Sağlamca bağlanmış uçan balon gibi her şey. Yükselmek, göğe açılmak için her türlü gayret ve yetenek var; lakin ip sağlamca tutturulmuş… Eleştiri kabul etmeyen, yorumlanma açığı bırakılmayan, tersi yapılırsa, müdahalelerle korunacak olan yerlere bağlanmış…
Akıp giden bir bantın üzerinde, birbirinin aynı hâle getirilmeye çalışılan ve hatta genellikle başarılan… “Birbiriyle aynı”, çeşitlilikten uzak bireyler ve onlardan müteşekkil bir toplum; hedef budur. Her sistemin, rüyasını gördüğü budur. Tekdüzeliği bozan, “uyumsuz” ilan edilecektir. Bunca “eğitim”e rağmen, hâlâ bozabilen varsa tabii. “Üretim hatası” sayılacak, genel geçer kuralları sorgulayacak…
Eğitim-öğretimden önce, hatta en önce, okul girişindeki panoların, levhaların önemsendiği bir sistemdir bu. Yukarda bahsedilen, ilerlemeyi başarmış ülkelerden ziyade, yıllarca ilerlemeye çabalayan, ilerlemenin önce “zihniyet”te olduğunu kavrayamayan, kavramayan ülkelerde olur. Hayatı, zamanı geçti mi geçmedi mi sorgulanmayacak sloganlara bağlamıştır orada sistem. Sistemin amacı, “makbul vatandaş” yetiştirmektir. Fotoğraflarda kalan ve tarifinde bir türlü birleşilemeyen, bu yüzden de içi boş sloganlarla kafalara sokulanları peşinen kabullenecek kişiler yetiştirmek. Varlığını, kendisi daha dünyada yokken açılmış yola vakfeden, bir başkasına “armağan” eden, bunun andını içen bireyler yetiştirmek… Eğitimin “milli”si böyledir. Düşünmekten önce gelir “sadakat” ve sorgulanmaz, sorgulanamaz.

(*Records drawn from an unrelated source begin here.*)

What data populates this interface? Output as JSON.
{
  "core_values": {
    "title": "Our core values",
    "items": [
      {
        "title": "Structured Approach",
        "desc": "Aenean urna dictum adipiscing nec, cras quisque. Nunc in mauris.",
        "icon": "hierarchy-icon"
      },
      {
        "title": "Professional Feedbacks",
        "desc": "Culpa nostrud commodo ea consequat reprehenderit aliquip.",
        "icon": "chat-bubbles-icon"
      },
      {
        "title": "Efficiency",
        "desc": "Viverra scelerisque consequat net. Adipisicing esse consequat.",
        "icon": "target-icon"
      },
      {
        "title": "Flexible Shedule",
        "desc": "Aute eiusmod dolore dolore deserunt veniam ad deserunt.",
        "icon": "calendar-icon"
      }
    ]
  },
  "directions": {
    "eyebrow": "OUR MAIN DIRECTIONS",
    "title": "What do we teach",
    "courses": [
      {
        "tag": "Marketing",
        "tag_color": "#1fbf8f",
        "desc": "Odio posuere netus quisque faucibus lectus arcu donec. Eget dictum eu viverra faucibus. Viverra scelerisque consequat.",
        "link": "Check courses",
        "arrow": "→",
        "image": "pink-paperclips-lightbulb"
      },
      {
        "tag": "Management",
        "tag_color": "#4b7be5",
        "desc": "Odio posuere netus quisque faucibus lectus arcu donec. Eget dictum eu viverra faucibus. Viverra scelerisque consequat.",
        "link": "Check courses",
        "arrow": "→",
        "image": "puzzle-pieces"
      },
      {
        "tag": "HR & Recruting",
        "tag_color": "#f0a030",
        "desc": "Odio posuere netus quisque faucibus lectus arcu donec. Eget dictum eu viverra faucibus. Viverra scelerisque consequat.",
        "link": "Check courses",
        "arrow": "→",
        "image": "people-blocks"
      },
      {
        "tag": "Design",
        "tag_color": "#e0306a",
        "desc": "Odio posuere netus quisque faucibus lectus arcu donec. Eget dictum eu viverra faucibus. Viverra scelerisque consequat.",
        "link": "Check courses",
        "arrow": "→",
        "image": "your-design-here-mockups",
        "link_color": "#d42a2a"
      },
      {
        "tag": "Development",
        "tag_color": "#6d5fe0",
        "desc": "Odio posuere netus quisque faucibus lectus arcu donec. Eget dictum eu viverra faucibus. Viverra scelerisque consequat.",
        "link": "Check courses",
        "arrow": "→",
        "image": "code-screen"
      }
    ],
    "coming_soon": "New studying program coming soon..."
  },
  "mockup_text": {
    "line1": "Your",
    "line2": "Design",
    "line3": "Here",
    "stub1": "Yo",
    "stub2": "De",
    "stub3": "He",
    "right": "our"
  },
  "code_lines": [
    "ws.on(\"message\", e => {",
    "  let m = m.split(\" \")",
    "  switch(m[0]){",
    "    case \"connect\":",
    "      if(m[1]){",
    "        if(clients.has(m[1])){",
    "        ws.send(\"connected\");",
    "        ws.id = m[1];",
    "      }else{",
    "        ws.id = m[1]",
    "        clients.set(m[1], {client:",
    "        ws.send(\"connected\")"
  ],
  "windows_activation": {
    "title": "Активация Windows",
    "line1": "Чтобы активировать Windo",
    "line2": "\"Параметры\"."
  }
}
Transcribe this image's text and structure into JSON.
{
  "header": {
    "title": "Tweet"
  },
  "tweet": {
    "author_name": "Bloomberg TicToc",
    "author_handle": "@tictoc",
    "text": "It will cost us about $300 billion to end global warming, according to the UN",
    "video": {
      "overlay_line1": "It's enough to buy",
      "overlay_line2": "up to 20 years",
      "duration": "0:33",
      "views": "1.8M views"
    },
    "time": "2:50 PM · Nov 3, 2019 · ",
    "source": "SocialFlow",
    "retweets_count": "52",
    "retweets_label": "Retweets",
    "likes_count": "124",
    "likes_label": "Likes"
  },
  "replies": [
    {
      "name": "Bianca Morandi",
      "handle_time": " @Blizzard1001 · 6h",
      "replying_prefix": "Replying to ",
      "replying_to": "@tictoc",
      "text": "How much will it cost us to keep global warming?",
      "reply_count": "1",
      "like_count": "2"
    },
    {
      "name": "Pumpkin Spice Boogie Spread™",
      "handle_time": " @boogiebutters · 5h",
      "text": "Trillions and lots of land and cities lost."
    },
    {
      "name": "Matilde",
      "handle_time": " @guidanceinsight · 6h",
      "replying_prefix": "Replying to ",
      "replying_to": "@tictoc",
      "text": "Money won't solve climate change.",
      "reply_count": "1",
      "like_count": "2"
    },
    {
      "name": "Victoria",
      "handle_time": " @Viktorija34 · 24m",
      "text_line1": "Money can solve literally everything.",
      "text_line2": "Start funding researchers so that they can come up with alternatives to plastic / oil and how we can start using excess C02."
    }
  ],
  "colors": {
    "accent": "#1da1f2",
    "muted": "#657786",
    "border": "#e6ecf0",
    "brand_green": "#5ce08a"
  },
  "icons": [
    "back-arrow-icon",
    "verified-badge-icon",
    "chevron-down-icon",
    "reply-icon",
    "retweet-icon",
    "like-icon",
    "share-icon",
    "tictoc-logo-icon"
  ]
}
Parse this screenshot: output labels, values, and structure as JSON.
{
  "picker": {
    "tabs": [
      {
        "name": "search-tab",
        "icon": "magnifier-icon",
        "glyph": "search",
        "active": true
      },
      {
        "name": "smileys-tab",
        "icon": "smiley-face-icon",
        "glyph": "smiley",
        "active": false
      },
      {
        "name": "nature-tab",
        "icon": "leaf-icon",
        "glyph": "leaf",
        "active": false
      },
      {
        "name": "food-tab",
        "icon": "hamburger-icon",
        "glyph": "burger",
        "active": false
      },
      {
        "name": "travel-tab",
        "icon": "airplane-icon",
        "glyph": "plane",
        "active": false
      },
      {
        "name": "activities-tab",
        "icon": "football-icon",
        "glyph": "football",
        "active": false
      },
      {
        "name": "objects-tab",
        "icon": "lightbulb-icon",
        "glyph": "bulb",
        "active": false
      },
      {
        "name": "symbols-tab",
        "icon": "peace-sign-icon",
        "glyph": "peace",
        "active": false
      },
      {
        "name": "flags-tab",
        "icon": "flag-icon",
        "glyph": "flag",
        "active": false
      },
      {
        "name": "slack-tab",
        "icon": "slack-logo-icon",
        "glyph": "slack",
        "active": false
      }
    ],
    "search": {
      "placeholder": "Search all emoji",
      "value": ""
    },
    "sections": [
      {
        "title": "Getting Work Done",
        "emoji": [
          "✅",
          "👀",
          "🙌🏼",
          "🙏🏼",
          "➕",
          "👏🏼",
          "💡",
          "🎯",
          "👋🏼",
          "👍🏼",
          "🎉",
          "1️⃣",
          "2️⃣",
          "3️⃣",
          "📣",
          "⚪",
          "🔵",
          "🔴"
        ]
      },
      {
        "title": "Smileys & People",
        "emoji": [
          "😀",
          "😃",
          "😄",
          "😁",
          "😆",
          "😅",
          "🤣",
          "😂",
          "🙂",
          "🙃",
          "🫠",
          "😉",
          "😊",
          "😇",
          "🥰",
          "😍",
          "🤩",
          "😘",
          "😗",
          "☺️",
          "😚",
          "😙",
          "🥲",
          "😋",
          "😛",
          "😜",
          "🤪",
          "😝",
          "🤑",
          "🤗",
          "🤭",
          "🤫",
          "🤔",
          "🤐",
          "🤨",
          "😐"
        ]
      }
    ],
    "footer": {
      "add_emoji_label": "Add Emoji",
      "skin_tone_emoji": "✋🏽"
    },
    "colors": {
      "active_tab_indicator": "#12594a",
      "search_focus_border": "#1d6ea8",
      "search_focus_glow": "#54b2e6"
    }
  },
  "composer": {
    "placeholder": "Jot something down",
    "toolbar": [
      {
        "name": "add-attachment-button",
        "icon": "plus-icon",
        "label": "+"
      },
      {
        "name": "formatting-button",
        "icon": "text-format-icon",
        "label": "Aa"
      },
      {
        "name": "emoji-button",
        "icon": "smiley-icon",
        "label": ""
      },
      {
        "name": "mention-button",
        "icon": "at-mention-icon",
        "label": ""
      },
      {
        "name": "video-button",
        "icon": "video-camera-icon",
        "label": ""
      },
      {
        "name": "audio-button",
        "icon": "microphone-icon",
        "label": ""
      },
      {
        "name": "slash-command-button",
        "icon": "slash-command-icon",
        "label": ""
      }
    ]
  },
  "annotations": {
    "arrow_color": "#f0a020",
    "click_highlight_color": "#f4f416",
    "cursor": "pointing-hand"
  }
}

Ya makbul vatandaşsınızdır ya da iyot gibi açıkta kalanlardansınızdır. Arası yoktur. Ara yerde kalmak bile, ilk kısma asla dâhil etmez sizi. Kendi paranızla açtığınız okullarda da durum aynıdır. Bir büyük profan dünya görüşü, her yere ve her şeye hükümrandır. Tüm dünyanın gelişmesine inat, durum budur bazı sistemlerde. Nasıl oluyorsa artık, yine de bir “uyumsuzlar” ordusu, adeta hüdayı nabitcesine oluşmuştur; şaşılacak durumdur…
Sosyolojinin, üstten beri resmedilen vatandaşın nasıl yetiştirileceğine ve de o “şaşılacak durum” dediğimiz hâlin izahına yaradığını, bu sistemde başka da bir işe yaramadığını anladığımda, sosyolojiyi sistemin öğrettiği yerden kaçtım. Sisteme entegre etmenin bilimiydi; sistemin öğrettiği her bilim gibi… Özellikle insanla alakalı olanları; insanın yaşayışını, içini dışını didikleyen bilimler başta tabii. Biyoloji, sistemin biyolojisidir. Tarihe bakın, zaten her bilim, o bilimin ülkesinden ayrılmaz. Dünya dönmüyorsa sisteme göre, dünya asla dönmüyordur. Sistem, “ateş yakmaz” demişse, ateş asla yakamaz. Ve ateşin yakmadığını ispatlayacak “makbul vatandaş”lar da çıkar hemen ortaya. Makbul vatandaşlar; eğitilmiş, öğretilmiş… Toplumsal insan sirkinde, tek teker üzerinde bile cambazlık yapabilir onlar.
Sistem, bacak kadarlık günlerinde başlar eğitime. Tüm argümanları kullanır. Tüm bilimleri kullanır. O bilimlerle uğraşan, sisteme uyumlu bilim adamlarını da kullanır; hem de gönüllüce. Sistem sosyalistse mesela, “sosyalizm fazilettir”. Unutmayın, eski komünist ülkelerde de toplumlara “dinlerini” anlatan din adamları vardı. Ve eğer aynı sistem, evrilir ya da devrilirse, yine aynı kişilerce, yeni sistem “fazilet”li ilan edilecektir, hiç gecikilmeden. Ne de olsa, her sistemin kendi fetvasına ve fetvacılarına ihtiyacı vardır. Piyasa da “makbul vatandaş”larla doludur; birkaç “üretim hatası” hariciyle…
Yükselmeyi engelleyecek şekilde bağlı her şey bir iple.